PM: Well, we'd had the formal meeting where we talked about a range of issues, but I'd brought one of our Australian footballs, so we were just mucking around with it in the Oval Office. President Obama kept, you know, going like that, like you would with an American football, but that's not how we do it. We handball, we kick and we did that around the Oval Office without breaking anything.
HOST: Had to correct him and show him how to do it.
Well, you mentioned the speech to the joint session of Congress, which I had a chance to hear. It was very moving and you were talking about how as a little girl you saw America put a man on the Moon and actually got the afternoon off, they sent everyone home from school to go home and watch it, and you said that now, and I'm quoting you, ‘I believe that you can do anything still', about America. Look, our country's had a tough few years and I think a lot of people have questioned where America is headed and I wanted to just ask you what it is about America that you think makes our country special?
PM: I wanted to send that message when I was in Congress - a message of ‘be bold' to America. I am so optimistic about this country's future and almost every decade people predicted the demise of America and they've always been wrong and they'll be wrong again, and I think the special characteristics of Americans are their optimism, their belief in the future, their capacity for reinvention, for grabbing opportunities, innovating, changing, seizing the future, and I know that's what we're going to see in this country again.
HOST: And it matters a lot to hear that from Australia because when we look at Australia, your most important economic partner, by far, if you look at exports and trade, it's China now. Number one buyer of your iron, I think nearly half of their iron comes from your country, from Australia. Is China more important to Australia's future now than the United States?

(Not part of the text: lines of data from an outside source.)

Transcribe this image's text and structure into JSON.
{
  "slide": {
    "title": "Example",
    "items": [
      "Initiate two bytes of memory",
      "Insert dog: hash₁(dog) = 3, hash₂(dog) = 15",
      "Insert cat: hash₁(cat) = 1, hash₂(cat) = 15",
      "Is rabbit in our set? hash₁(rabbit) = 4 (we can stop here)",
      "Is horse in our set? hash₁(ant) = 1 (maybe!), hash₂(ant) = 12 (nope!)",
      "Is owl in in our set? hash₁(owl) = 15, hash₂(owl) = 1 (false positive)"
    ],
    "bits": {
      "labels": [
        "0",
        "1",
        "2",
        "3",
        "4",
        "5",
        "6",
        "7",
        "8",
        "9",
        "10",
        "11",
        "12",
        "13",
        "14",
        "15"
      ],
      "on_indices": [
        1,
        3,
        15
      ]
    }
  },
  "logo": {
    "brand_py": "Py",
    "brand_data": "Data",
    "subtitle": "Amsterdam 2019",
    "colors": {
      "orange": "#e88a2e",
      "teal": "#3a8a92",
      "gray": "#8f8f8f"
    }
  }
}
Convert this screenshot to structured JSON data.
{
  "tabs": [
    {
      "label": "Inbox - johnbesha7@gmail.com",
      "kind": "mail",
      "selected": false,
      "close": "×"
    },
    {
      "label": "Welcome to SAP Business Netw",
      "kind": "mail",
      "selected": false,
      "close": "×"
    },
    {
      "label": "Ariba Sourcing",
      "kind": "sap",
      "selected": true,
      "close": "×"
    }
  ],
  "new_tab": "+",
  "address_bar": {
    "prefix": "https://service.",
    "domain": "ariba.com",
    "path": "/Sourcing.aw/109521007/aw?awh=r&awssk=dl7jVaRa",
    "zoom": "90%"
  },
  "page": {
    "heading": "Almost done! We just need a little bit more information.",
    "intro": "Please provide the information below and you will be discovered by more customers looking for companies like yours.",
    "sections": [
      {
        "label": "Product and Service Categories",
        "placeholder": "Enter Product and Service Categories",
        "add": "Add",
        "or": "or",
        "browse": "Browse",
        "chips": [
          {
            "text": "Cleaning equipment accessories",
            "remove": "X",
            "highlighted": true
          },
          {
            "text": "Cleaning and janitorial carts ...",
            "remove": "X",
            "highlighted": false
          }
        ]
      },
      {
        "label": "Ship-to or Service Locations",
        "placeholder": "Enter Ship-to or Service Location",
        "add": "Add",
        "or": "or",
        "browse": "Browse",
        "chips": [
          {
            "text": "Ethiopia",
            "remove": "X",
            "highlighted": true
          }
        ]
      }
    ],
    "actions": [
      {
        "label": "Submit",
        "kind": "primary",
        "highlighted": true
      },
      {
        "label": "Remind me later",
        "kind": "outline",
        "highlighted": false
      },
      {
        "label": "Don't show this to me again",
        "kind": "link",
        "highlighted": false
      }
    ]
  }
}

PM: The United States and China are both important to our future. Our alliance with America is rock solid and we are still huge economic partners. Our free trade agreement has brought tremendous benefits and we want to keep working together and increasing trade and I'm very supportive of President Obama's trans-Pacific Partnership Trade Initiative.
Yes, we've got a big economic relationship with China too and we believe it's important to constructively engage with China. We are frank when we need to be, but we want to see China take its proper place in the rules-based order in our world and we were very passionate about making sure the US sat down the able of the East Asia Summit. China is there, the major countries in the region are there, and we can work issues through.
HOST: Given, though, the reliance economically on China, I'm wondering what you think about how the terms some have thrown around about Australia that it's becoming an economic colony of China in some ways. Is that fair or totally insulting?
PM: Well, it's not a fair analysis on the facts. We've got a highly diversified economy. We get a lot of inward investment from the United States. Indeed, the inward investment we get from the United States is far greater than the inward investment we get from China.
So, we have a diversified economy. We're making our way in the world on our resources, of course. Our commodities are strong.
But we are also a strong services economy, a great agricultural trading nation. We've got a strong manufacturing sector, a great tourism sector. We want everybody to come and visit-
HOST: -Right, well, so there's that, yeah, but if you look take the top industries in Australia in terms of goods, all the top 10 are commodities. If you add in services, sure, tourism and education get in there, but are you worried that Australia is way too reliant on commodities?
PM: Look, we are making sure that we balance economic growth. The resources boom is a good thing. It's a great thing for our country.
HOST: Right.
PM: But we're also conscious that we need to use the wealth coming from the resources boom to invest in the things that will be the drivers of growth tomorrow, and the most important driver of growth tomorrow will be the skills and capacity of the Australian people. So, I'm passionate about using this moment in time to invest in education, invest in skills and to increase the participation rate of Australians in the workforce.
HOST: Would you be all right with a Chinese company buying one of your, benchmark, marquee companies, and obviously China does have a stake in some of your big mining companies in Rio, but a BHP Billiton or a Rio Tinto. I mean, it's a big issue in this country. Do you allow a Chinese company to come in and buy an American giant. Would you be open to that?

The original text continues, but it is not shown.